葵の水揚げの際、見世に火を放ち、混乱に乗じて十五が葵を連れ出して逃げます。
それを煌之介が手引し、この廓から脱出するというのです。
火消しの装束を着て大門を突破します。
そんな計画を立てていることを知り、私の想像の域を超え、頭から情報が溢れ出ておりました。
目がぐるぐると回り、こめかみをおさえているとそれに気づいた煌之介が十五の口を止めます。

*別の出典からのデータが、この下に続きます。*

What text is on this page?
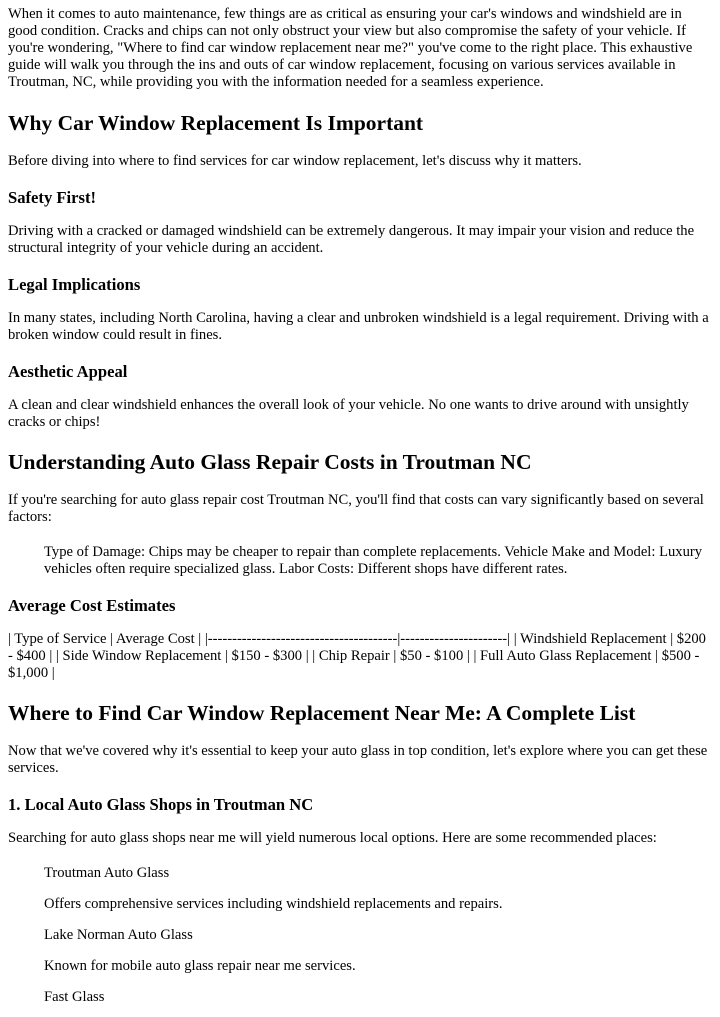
When it comes to auto maintenance, few things are as critical as ensuring your car's windows and windshield are in good condition. Cracks and chips can not only obstruct your view but also compromise the safety of your vehicle. If you're wondering, "Where to find car window replacement near me?" you've come to the right place. This exhaustive guide will walk you through the ins and outs of car window replacement, focusing on various services available in Troutman, NC, while providing you with the information needed for a seamless experience.

Why Car Window Replacement Is Important

Before diving into where to find services for car window replacement, let's discuss why it matters.

Safety First!

Driving with a cracked or damaged windshield can be extremely dangerous. It may impair your vision and reduce the structural integrity of your vehicle during an accident.

Legal Implications

In many states, including North Carolina, having a clear and unbroken windshield is a legal requirement. Driving with a broken window could result in fines.

Aesthetic Appeal

A clean and clear windshield enhances the overall look of your vehicle. No one wants to drive around with unsightly cracks or chips!

Understanding Auto Glass Repair Costs in Troutman NC

If you're searching for auto glass repair cost Troutman NC, you'll find that costs can vary significantly based on several factors:

Type of Damage: Chips may be cheaper to repair than complete replacements. Vehicle Make and Model: Luxury vehicles often require specialized glass. Labor Costs: Different shops have different rates.

Average Cost Estimates

| Type of Service | Average Cost | |---------------------------------------|----------------------| | Windshield Replacement | $200 - $400 | | Side Window Replacement | $150 - $300 | | Chip Repair | $50 - $100 | | Full Auto Glass Replacement | $500 - $1,000 |

Where to Find Car Window Replacement Near Me: A Complete List

Now that we've covered why it's essential to keep your auto glass in top condition, let's explore where you can get these services.

1. Local Auto Glass Shops in Troutman NC

Searching for auto glass shops near me will yield numerous local options. Here are some recommended places:

Troutman Auto Glass

Offers comprehensive services including windshield replacements and repairs.

Lake Norman Auto Glass

Known for mobile auto glass repair near me services.

Fast Glass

そして私の隣まで歩み寄ると、するりと火傷のない白い頬を撫でてきました。
「大丈夫か?」
「大丈夫、です」
「あざみ。俺は十五に幸せになってほしいんだ。世界の広さを知ってほしい」
「……私は何をすればいいのでしょう」
わざわざ私を入れてこの話をしたということは、何かしらを私にしてほしいということ。
たくさんの情報が溢れていたが、それだけは私にも理解することが出来ました。
煌之介は嬉しそうに口角を上げると手を伸ばし、私の身体を抱きしめました。
「あざみ、お前さんを巻き込むつもりはねぇ。ただ、万が一楼主が気づいたら足止めをしてほしい。それだけだ」
「……わかりました」
私は煌之介に頬ずりをすると目を閉じ、静かに吐息をつきました。
強く抱きしめてくる煌之介の背中に、私は手を回すことが出来ませんでした。
この抱擁に愛はないと知っていたからです。
はじめて強く触れられましたが、それを気付かれないように拒絶するのでした。
それから話は終わり、十五が部屋から出ていくといつも通り、私たちは雑談を繰り返し、夜を過ごしていきました。

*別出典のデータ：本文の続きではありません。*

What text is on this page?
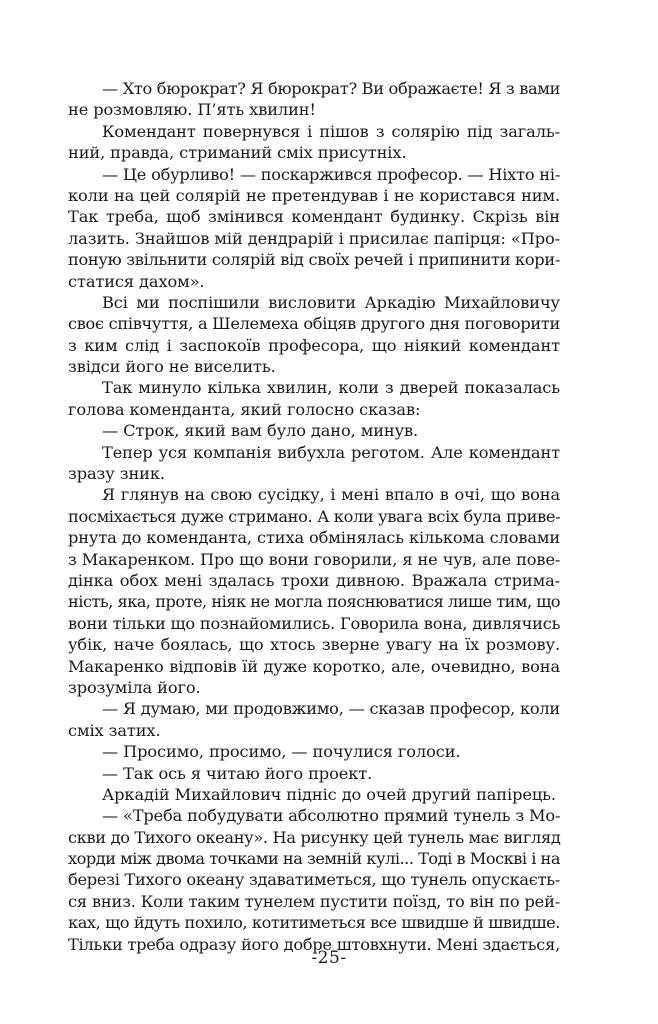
— Хто бюрократ? Я бюрократ? Ви ображаєте! Я з вами
не розмовляю. П’ять хвилин!
Комендант повернувся і пішов з солярію під загаль-
ний, правда, стриманий сміх присутніх.
— Це обурливо! — поскаржився професор. — Ніхто ні-
коли на цей солярій не претендував і не користався ним.
Так треба, щоб змінився комендант будинку. Скрізь він
лазить. Знайшов мій дендрарій і присилає папірця: «Про-
поную звільнити солярій від своїх речей і припинити кори-
статися дахом».
Всі ми поспішили висловити Аркадію Михайловичу
своє співчуття, а Шелемеха обіцяв другого дня поговорити
з ким слід і заспокоїв професора, що ніякий комендант
звідси його не виселить.
Так минуло кілька хвилин, коли з дверей показалась
голова коменданта, який голосно сказав:
— Строк, який вам було дано, минув.
Тепер уся компанія вибухла реготом. Але комендант
зразу зник.
Я глянув на свою сусідку, і мені впало в очі, що вона
посміхається дуже стримано. А коли увага всіх була приве-
рнута до коменданта, стиха обмінялась кількома словами
з Макаренком. Про що вони говорили, я не чув, але пове-
дінка обох мені здалась трохи дивною. Вражала стрима-
ність, яка, проте, ніяк не могла пояснюватися лише тим, що
вони тільки що познайомились. Говорила вона, дивлячись
убік, наче боялась, що хтось зверне увагу на їх розмову.
Макаренко відповів їй дуже коротко, але, очевидно, вона
зрозуміла його.
— Я думаю, ми продовжимо, — сказав професор, коли
сміх затих.
— Просимо, просимо, — почулися голоси.
— Так ось я читаю його проект.
Аркадій Михайлович підніс до очей другий папірець.
— «Треба побудувати абсолютно прямий тунель з Мо-
скви до Тихого океану». На рисунку цей тунель має вигляд
хорди між двома точками на земній кулі... Тоді в Москві і на
березі Тихого океану здаватиметься, що тунель опускаєть-
ся вниз. Коли таким тунелем пустити поїзд, то він по рей-
ках, що йдуть похило, котитиметься все швидше й швидше.
Тільки треба одразу його добре штовхнути. Мені здається,
-25-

この計画がいつ行われるのかは知らず、私はいつか訪れるその時を待っていました。
ですがその時が訪れることはありませんでした。
十五と葵が見世から逃げ出し、二人は楼主に捕まり引き離されました。
葵は見せしめに激しい折檻を受け、十五は拷問と折檻により命を落とすこととなったのです。
魂が抜けたようにただ見世で過ごす葵を見て、私はこの苦界では夢を見ることも許されないのだと改めて感じさせられるのでした。
それからしばらく経っても煌之介は現れませんでした。